HEY for You home page

I read through the whole feature list and watched the YouTube videos presenting HEY, and it’s quite intriguing. Having said that, I think that one of the reasons I am even considering this product at such a steep price is just because of Basecamp, the team, the company. Last year I read three of the books they wrote (Getting Real, REWORK, Shape Up) and loved them, so I might be biased thinking I would like their email product too 😅

I am definitely going to at least signup for the trial and give this a go in the next few days. I haven’t yet pulled the trigger because custom domain support is still only available for Hey for Work, the business version of the service, which is even more expensive.

Google Domains

I stumbled upon this solution today, out of nowhere, while reading some Reddit comments.

Google Domains is Google’s new domain registrar service, still carrying the BETA status. However, today I was pleasantly surprised when I found out that it also provides a free email forwarding service.

As it turns out, you can have up to 100 aliases per registered domain, and each can be forwarded to a different email address, including personal Gmail accounts. I immediately transferred two of my domains to Google Domains and tried the email forwarding feature, and it actually works great 🥳

In addition, according to the docs, email forwarding can also work alongside G-Suite so you can have both enabled at the same time if needed for the same domain.

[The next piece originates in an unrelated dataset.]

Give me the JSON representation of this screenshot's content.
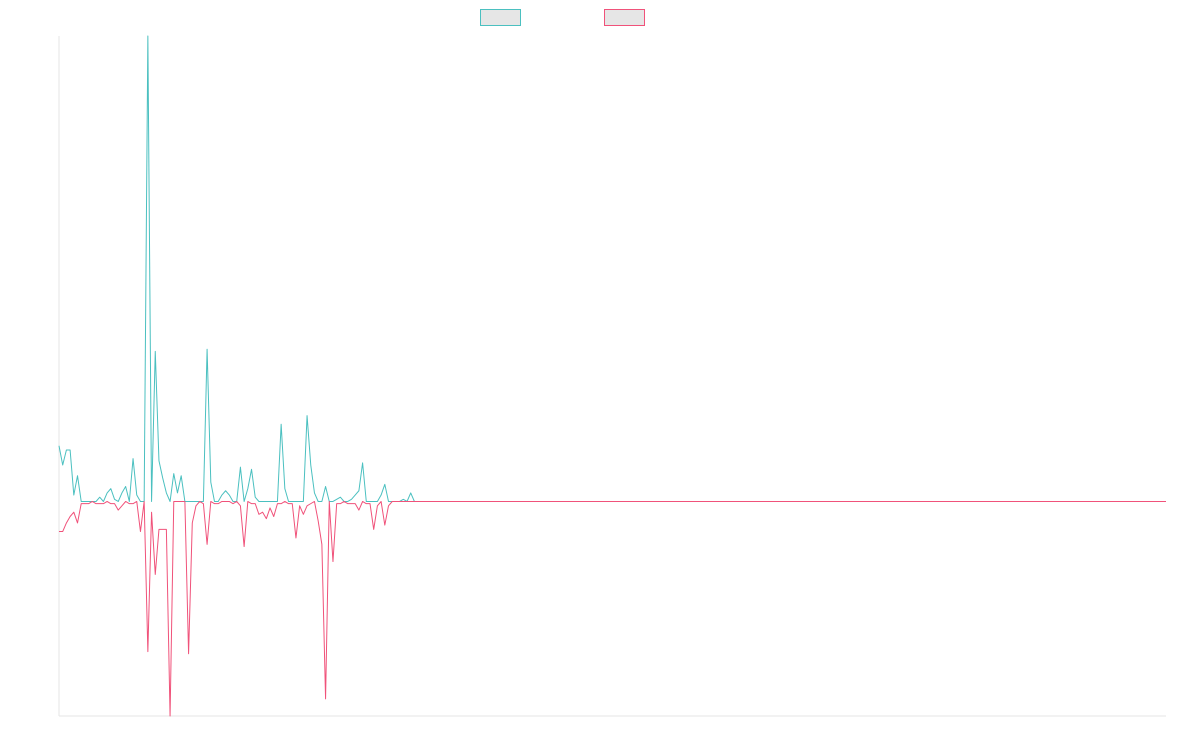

Email forwarding is obviously not an apples-to-apples comparison to all the services I previously mentioned, but since the original goal was custom domain email address, it fully satisfies my needs. I just forward my domain’s email addresses to my personal Gmail address and boom, everything ends up in the same account which is easy to manage, and with the ability to send and reply emails using the domain address it’s complete.

Conclusion

Google Domains solved my immediate problem in the best way possible since I don’t have to login and use any other mediocre email provider, I have an amazing spam filter, and it’s all within Gmail which I love.

Having said that, I am still in search for a dedicated offering for my non-personal domains used for some side projects, future mini-businesses. Google Workspaces and HEY are my top two finalists, and I guess I will have to finally tryout HEY before picking the winner.